Table 8 provides an overview of a comparative analysis of our proposed model with respect to the previous works that focused on classification and detection of dental caries with the use of various kinds of radiographs. It can be observed that our proposed model by the integration of a hybrid model and the ACO, has competitive performance in caries detection as compared to other existing strategies.

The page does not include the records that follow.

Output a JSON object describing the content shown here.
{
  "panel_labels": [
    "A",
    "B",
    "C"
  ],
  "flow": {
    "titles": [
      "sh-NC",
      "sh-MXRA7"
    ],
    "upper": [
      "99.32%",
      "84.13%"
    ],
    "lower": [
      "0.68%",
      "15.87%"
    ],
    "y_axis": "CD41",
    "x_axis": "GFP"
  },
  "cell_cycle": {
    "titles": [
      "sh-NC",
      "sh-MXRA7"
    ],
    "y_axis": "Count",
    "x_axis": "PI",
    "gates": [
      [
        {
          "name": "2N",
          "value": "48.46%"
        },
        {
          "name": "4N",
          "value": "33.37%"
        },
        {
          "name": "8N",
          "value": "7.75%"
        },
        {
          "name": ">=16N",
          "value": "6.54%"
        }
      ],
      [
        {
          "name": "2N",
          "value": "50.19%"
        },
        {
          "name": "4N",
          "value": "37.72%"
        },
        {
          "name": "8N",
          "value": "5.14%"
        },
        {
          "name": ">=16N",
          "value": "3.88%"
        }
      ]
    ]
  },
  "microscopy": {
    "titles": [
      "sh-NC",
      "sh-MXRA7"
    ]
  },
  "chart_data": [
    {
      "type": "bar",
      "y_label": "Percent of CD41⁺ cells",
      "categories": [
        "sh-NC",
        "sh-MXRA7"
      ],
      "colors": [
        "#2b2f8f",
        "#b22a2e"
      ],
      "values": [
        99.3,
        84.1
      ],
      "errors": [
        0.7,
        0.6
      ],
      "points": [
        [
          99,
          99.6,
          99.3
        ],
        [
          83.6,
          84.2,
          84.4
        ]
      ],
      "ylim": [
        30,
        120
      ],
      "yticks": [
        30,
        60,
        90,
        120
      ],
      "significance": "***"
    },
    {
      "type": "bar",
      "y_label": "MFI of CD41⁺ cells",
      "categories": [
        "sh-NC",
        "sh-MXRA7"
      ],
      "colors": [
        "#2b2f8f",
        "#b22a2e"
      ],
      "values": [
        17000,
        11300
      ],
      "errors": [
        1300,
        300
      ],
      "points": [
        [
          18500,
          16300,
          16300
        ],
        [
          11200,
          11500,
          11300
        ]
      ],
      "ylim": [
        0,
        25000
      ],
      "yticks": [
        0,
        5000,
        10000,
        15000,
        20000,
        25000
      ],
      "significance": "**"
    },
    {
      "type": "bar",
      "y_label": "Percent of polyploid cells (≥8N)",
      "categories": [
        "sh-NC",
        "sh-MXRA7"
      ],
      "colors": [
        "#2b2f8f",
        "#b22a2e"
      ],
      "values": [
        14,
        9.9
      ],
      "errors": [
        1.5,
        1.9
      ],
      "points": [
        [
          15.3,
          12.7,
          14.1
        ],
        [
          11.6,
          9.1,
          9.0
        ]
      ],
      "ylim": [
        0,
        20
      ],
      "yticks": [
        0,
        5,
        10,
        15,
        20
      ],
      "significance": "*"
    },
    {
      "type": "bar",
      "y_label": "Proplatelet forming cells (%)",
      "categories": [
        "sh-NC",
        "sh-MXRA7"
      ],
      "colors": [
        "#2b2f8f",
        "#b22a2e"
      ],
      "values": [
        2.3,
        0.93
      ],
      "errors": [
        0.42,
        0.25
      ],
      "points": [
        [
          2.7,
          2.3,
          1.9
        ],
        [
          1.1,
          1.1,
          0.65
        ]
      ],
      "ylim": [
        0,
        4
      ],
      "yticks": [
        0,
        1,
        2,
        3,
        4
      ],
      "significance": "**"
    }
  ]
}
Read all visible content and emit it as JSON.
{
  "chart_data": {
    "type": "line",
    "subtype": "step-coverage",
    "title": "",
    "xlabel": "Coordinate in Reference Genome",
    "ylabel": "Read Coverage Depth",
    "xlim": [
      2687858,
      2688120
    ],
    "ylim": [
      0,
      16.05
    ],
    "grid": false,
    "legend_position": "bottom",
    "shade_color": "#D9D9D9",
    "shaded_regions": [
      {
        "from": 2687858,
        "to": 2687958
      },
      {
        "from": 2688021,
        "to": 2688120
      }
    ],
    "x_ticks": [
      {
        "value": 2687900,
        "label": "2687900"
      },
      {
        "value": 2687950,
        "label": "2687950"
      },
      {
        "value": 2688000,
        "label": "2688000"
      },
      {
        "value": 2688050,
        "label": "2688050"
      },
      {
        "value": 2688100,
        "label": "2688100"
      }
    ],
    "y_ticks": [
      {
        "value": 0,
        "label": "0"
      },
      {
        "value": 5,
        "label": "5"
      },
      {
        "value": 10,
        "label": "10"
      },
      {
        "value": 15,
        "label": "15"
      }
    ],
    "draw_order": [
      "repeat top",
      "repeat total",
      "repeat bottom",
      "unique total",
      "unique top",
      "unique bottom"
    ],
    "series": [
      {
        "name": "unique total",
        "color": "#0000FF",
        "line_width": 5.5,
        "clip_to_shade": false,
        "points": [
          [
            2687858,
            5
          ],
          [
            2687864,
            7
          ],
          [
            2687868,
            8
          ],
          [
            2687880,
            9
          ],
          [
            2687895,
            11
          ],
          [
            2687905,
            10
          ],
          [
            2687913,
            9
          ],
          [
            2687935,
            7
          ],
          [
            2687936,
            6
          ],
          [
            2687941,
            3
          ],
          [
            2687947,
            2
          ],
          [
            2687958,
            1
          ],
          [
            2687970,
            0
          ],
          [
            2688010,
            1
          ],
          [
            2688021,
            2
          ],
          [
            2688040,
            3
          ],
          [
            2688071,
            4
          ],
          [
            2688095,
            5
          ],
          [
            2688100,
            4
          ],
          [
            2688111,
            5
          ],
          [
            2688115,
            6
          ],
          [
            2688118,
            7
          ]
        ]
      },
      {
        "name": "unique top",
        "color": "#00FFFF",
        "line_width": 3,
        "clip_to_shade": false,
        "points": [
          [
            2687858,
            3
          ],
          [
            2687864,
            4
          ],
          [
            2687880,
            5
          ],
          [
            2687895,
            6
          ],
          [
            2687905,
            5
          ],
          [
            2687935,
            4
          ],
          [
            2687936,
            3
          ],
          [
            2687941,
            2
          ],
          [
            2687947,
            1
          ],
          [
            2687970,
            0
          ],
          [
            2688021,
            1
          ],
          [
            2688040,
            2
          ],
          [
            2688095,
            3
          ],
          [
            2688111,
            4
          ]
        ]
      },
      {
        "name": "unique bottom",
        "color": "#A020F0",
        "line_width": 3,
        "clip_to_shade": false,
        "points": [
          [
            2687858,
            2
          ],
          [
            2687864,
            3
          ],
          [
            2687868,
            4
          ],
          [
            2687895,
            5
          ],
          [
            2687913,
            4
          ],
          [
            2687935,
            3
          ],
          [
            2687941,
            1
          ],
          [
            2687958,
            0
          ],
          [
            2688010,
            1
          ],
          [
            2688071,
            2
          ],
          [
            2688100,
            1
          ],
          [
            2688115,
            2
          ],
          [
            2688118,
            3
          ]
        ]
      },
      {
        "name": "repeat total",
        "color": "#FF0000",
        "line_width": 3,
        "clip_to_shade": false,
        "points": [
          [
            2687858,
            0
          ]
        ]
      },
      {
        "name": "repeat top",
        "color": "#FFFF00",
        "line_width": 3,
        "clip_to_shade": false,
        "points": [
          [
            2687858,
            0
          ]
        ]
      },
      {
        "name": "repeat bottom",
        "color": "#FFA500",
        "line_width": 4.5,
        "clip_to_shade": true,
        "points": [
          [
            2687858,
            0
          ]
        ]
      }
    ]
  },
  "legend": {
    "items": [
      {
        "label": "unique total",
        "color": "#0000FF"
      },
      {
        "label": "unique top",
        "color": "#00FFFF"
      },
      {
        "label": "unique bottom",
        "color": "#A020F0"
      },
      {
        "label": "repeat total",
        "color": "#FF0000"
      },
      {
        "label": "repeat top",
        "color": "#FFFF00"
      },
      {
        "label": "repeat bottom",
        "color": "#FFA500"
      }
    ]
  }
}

Table 8 Comparative study of caries detection approaches with performance metrics.

Conclusion

This paper presents an elaborate method for categorizing dental caries using panoramic radiographic images. First clustering-based method was used to resolve the issue of class imbalance in the dataset, and then edge detection was used with Sobel-Feldman to increase the significance of specific features through preprocessing. Although MobileNetV2 and ShuffleNet as individual deep learning models were used, they did not perform well when used alone. To make the best use of the characteristics of both architectures, a hybrid model was built, uniting the advantages of the architectures. This was done by further optimization using the ACO algorithm within the hybrid framework that produced quite high performance values. The ACO-strengthened hybrid model showed better classification accuracy, due to its strong global search strategy as well as optimal parameter settings, hence confirming its promise in automated dental diagnosis systems.The accuracy scores of the individual models were moderate, where MobileNetV2 and ShuffleNet scored 76% and 82% respectively. Conversely, the proposed hybrid model has shown a better accuracy rate of 83%, and by combining the model with ACO, the level of accuracy was further improved to 92% indicating the efficiency of the hybrid model. The present work is restricted to classifying and detecting caries in X-ray images without assessing severity levels or specific tooth positions. Future works should explore hybrid approaches that analyze deeper dentin and pulp regions for improved diagnostic precision. Expanding to multi-class classification, segmentation, and validation on external datasets using different image modalities can strengthen the model’s reliability and clinical relevance.